Après le bois, le ciel se dégageait sur un paysage de rochers blancs et de sol sableux, dessinant le vaste cercle d’un plateau cerné par les arbres. De larges avenues entre pierre et herbe sillonnaient ces lieux, de chaque côté desquelles s’étendaient des plages rugueuses, des éboulis crayeux, de souples pelouses, des jungles basses d’ajoncs et de bruyères, quelques mares dans les encoignures rocheuses, le tout ponctué des silhouettes tordues d’arbustes et de buissons. L’on pouvait pénétrer en dehors des avenues, par d’étroits sentiers, à peine des pistes, tracés par les troupeaux de chèvres qui venaient se nourrir là. Chaque pas se devaient d’être calculé, pour ne pas s’enfoncer dans la tourbe humide, ne pas se tordre les chevilles sur la caillasse, ne pas se faire griffer par les ronces… On aurait dit que le marteau d’un géant avait concassé ce terrain, révélant les os brisés de la terre. Et des géants il y en a, en Touraine, c’est bien connu : d’ailleurs, n’est-ce pas ici que Gargantua fit enterrer les morts de la guerre picrocholine ? Ignorant ce macabre détail, étant môme, je ressentais pourtant bien le mystère de ce plateau singulier, où le rose-mauve des bruyères frémissait en mousse piquante, où après un chemin secret entre les troncs de jeunes frênes, en évitant la piqûre des houx, l’on pouvait parvenir jusqu’à un jardin creux où l’herbe formait un tapis si épais au-dessus d’un point d’eau que l’été, quand toute humidité avait disparu, c’était comme un doux matelas végétal. Et la vie aquatique, les dytiques, les têtards, les grenouilles et les tritons, tous l’univers sans pitié des larves, trouble, ténue. Les notonectes ramant sur l’eau et les libellules planant au-dessus. Le chèvrefeuille tissait des cabanes vertes et odorantes, de jeunes arbres poussaient téméraires leurs troncs souples, érables, châtaigniers, pins, bouleaux, les tiges sombres du nerprun balançaient leurs baies, digitales, orchidées et réséda apportaient des touches fleuries au sein des nervures blanches du calcaire…
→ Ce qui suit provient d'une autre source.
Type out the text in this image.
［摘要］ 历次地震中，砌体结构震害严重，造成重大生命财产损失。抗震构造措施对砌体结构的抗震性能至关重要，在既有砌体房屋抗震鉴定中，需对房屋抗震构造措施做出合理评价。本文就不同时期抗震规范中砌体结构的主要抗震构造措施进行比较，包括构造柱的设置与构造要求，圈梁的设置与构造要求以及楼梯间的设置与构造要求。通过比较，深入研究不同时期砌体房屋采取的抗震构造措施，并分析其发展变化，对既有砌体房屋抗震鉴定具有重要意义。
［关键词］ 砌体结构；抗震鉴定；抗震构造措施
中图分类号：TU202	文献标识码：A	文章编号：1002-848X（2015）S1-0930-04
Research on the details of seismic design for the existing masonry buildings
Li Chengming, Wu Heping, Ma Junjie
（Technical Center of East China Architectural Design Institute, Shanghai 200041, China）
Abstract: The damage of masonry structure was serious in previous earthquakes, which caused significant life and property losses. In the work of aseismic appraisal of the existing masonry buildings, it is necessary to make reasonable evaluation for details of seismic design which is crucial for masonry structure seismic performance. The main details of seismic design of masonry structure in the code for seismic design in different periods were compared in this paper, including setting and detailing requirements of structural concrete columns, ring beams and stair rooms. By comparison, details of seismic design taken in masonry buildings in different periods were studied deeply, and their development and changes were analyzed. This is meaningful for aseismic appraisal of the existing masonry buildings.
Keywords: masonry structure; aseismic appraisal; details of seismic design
J’y suis retourné, ce week-end. La végétation s’y presse en rangs toujours aussi divers mais le temps ayant passé et les chèvres ayant déserté les parages, désormais le camp des Romains est une impénétrable énigme — littéralement impénétrable, tout a poussé, en un épais chaos végétal, que seuls lapins et cochons doivent encore parcourir. Nous sommes restés sur l’avenue, cueillant un peu de bruyère pour refaire les bouquets maternels, c’est étrange, d’ordinaire lorsque l’on retrouve les lieux d’une enfance ceux-ci semblent avoir rétréci, alors qu’ici, tout a grandi, le paysage s’est élevé, et les cheminements dans lesquels je pouvais me faufiler étant ado sont désormais clos à mon âge adulte.
J’aime.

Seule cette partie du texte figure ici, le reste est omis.